On the other hand, what is the European Union at this stage for Armenia and other countries? This is a set of requirements, criteria with vague prospects for entry. If Armenia follows the path of the European choice, it will objectively entail a revision of the well-established economic relations that Yerevan and its partners currently have through the EAEU. It will probably be quite a painful process, including, unfortunately, for the Armenian population. It is logical to assume that the country's leadership will explain to its population what it can lose by leaving the EAEU, and what it can really gain from membership in the European Union.
These are mostly ephemeral ideologies, not real economic cooperation. Even today, Armenia's trade turnover with each of the EU countries is several times lower than with Russia. Not to mention the fact that the EU openly pursues a hostile policy towards Russia, Armenia's key economic partner and strategic ally. It consists in the already obsessive, maniacal desire to inflict a strategic defeat on Russia and weaken our country, in blocking any actions aimed at a political and diplomatic settlement of the crisis in Ukraine, at achieving peace, in attempts to drive a wedge in relations between Russia and its strategic partners and allies in the CIS, EAEU, CSTO.
I hope that official Yerevan sees this situation and assesses it accordingly. So far, Armenia has not withdrawn from any structures of the Eurasian Economic Union. We highly appreciate her successful presidency of the EAEU in 2024, so our cooperation continues. Representatives of the country also actively participate in all events of the CIS bodies, in all expert meetings.
"We are grateful to the states that have offered and are offering their sites"
— Now all attention is focused on the discussions between Russia and the United States. In the context of the Ukrainian settlement, they are being held in Riyadh, and in Istanbul to normalize bilateral relations. Is Russia considering other platforms for negotiations with the American side?
— First of all, we are grateful to all those states that have offered and are offering their platforms for Russian-American contacts to normalize relations and find ways to resolve the Ukrainian crisis politically and diplomatically. We are very grateful to everyone, we appreciate it very much. But for all the importance of choosing the optimal venue for negotiations, the most important thing is their content and result.
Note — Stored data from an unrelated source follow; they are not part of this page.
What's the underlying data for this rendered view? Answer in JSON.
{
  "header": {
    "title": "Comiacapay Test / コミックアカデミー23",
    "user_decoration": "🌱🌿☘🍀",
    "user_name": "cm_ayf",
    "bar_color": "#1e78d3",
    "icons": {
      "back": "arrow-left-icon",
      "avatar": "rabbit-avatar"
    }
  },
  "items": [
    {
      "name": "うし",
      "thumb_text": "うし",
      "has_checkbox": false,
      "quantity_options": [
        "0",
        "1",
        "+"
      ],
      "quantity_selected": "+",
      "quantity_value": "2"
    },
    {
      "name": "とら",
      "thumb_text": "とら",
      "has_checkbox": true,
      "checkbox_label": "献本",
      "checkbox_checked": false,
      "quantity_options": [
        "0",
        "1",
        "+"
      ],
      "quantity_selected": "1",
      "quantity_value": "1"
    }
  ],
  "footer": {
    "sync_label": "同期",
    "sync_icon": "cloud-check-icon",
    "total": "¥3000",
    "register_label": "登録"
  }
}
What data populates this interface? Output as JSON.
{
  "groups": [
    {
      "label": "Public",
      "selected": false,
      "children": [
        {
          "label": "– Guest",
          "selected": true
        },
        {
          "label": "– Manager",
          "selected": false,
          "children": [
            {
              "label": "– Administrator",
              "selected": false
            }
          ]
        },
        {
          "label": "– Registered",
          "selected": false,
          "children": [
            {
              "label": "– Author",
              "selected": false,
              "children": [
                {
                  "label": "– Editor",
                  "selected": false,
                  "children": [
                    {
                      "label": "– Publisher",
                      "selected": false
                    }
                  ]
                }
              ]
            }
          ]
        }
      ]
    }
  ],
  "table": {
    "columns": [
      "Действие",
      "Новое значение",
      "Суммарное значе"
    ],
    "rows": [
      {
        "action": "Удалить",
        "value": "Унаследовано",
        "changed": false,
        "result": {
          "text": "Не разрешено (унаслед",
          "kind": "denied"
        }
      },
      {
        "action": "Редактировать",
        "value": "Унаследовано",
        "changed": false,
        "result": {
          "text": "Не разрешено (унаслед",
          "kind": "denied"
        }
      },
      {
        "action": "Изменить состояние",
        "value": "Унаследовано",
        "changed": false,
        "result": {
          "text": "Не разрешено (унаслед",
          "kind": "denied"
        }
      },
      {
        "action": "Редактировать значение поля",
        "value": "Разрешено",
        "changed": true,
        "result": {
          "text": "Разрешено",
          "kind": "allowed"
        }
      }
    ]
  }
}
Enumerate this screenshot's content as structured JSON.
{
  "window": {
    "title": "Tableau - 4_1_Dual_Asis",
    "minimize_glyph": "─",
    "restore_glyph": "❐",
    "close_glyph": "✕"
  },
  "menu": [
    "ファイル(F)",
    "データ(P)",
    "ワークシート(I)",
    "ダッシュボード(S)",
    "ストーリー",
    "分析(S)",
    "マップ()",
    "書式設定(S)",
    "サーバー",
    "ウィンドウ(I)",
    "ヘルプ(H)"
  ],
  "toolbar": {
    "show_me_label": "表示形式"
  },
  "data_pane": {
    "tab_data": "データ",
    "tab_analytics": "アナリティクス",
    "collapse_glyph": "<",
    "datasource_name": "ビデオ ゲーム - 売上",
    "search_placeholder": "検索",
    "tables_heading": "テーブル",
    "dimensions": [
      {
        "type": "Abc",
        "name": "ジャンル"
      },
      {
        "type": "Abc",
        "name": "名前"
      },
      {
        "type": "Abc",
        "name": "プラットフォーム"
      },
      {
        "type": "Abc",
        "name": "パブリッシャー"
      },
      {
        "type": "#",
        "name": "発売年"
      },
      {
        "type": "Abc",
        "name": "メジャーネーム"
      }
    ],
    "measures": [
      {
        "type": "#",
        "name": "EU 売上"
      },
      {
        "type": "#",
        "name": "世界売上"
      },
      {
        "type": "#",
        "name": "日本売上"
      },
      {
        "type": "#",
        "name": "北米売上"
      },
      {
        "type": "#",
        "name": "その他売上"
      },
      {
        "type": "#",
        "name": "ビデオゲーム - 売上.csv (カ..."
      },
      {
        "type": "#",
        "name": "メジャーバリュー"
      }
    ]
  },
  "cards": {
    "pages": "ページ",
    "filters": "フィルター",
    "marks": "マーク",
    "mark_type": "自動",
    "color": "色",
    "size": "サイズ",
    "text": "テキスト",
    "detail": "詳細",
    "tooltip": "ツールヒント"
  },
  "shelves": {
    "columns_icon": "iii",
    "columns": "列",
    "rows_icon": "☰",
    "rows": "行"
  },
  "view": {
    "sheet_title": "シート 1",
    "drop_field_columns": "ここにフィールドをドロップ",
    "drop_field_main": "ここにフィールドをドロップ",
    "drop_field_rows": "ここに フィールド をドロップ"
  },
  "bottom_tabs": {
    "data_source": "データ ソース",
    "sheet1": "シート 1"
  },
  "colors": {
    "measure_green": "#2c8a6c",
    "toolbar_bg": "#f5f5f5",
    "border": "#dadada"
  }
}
And we are primarily focused on achieving a concrete practical result that suits both sides, whether it is the normalization of Russian-American relations or the search for ways to resolve the Ukrainian crisis.
— Is Russia–USA–Ukraine trilateral cooperation possible?
— So far, we have conducted and are conducting a dialogue with the United States of America, as it remains a key ally and sponsor of Ukraine, although this American administration outlines new approaches that differ from the previous one. But unfortunately, the Kiev regime is demonstrating its incompetence and lack of will for peace, including by violating the moratorium on attacks on energy facilities in Russia and Ukraine, which it has verbally approved.
We have been recording these strikes on an almost daily basis since March 18, while Russia is honestly and conscientiously observing this moratorium. So conscientiously that when the order of the Supreme Commander-in-Chief was followed to stop attacks on Ukrainian energy facilities, our military shot down seven Russian unmanned aerial vehicles that were already flying on a corresponding mission. Unfortunately, we do not see anything like this from the Kiev side.